Quatrième de couverture :Bente plaque tout. Son appart, son mari. Elle échoue dans un endroit isolé au bout du bout du Danemark. C'est là que Johnny et Cocotte la trouvent à un arrêt de bus. Ils l'adoptent. Mais Johnny est victime d'un accident et Bente se retrouve seule chez eux. Livrée à elle-même, elle va petit à petit entrer dans l'intimité du couple, en s'occupant de leurs chiens, de leur maison, et ainsi peut-être, redonner un sens à sa vie.
Extrait Je cherche un bon endroit pour pleurer. Ce n'est pas si facile à trouver. Mon voyage en bus a duré des heures, et à présent je suis assise sur un vieux banc tout près de la côte. Il n'y a pas de ferry ici. Seulement un bac qui traverse les bestiaux sur une île déserte au gré des saisons. J'habite un lotissement avec de nombreuses fenêtres qui donnent sur la route. J'aurais peut-être mieux fait d'en nettoyer quelques-unes. Enfin, de toute façon, on ne voit plus à travers à cause des plantes. L'été dernier avait été humide et la végétation avait poussé d'un coup. Aujourd'hui c'est l'hiver, je ne rentrerai plus chez moi. D'habitude, à cette heure-ci, je dors un peu dans le canapé. Bjørnvig est à la clinique. Il gèle une verrue.

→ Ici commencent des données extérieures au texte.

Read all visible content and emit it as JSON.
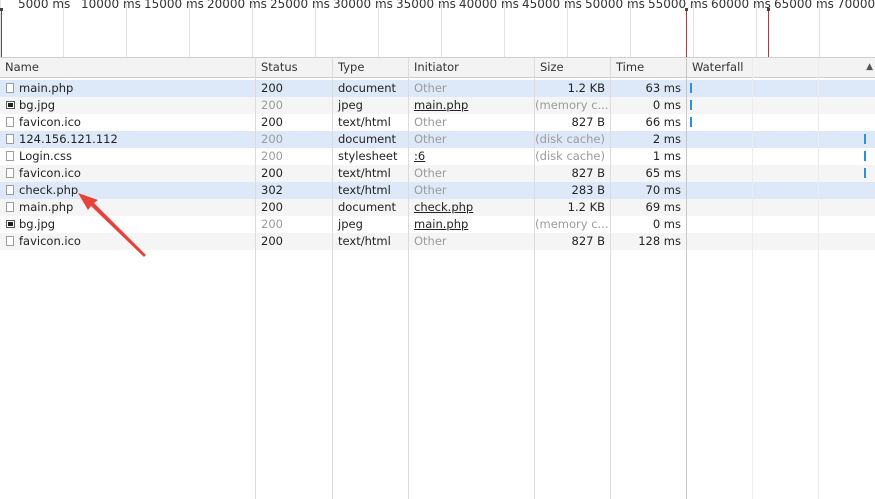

Le vent souffle fort. Il m'a fouetté le visage lorsque je suis descendue du bus avec ma valise à roulettes. Le ciel est gris foncé au-dessus de la mer. A droite, sur la piste cyclable qui longe l'eau, un homme en bleu de travail s'approche péniblement sur son vélo. Il incline le buste vers le guidon en pédalant. Je fais ça, moi aussi. C'est pour ça que je ne me déplace jamais à vélo. Il s'arrête et descend. Scrute l'horizon, plante ses poings sur les hanches. Il sait que je suis assise ici. Je baisse les yeux sur mes gants de pécari. Il remonte en selle et poursuit sa route le long de la mer. Dans quelques instants, il bifurquera et s'éloignera de la piste cyclable pour passer devant le cabanon et se diriger vers moi. Il tire son vélo sur les derniers mètres qui nous séparent. Ses cheveux sont foncés et clairsemés. Il n'est pas très vieux pourtant, quelques années de moins que moi. - Vous êtes bien, là ? dit-il. - Oui. - Vous risquez d'y rester un moment. - Je verrai, dis-je, pelotonnée dans mon châle. Nous regardons tous les deux le panneau où sont affichés les horaires, puis la valise à roulettes. - Eh bien, bonne chance, dit-il en remontant sur son vélo. Il repart, rivé à sa selle, lève deux doigts en signe de salut. Il a le vent dans le dos cette fois, et disparaît rapidement.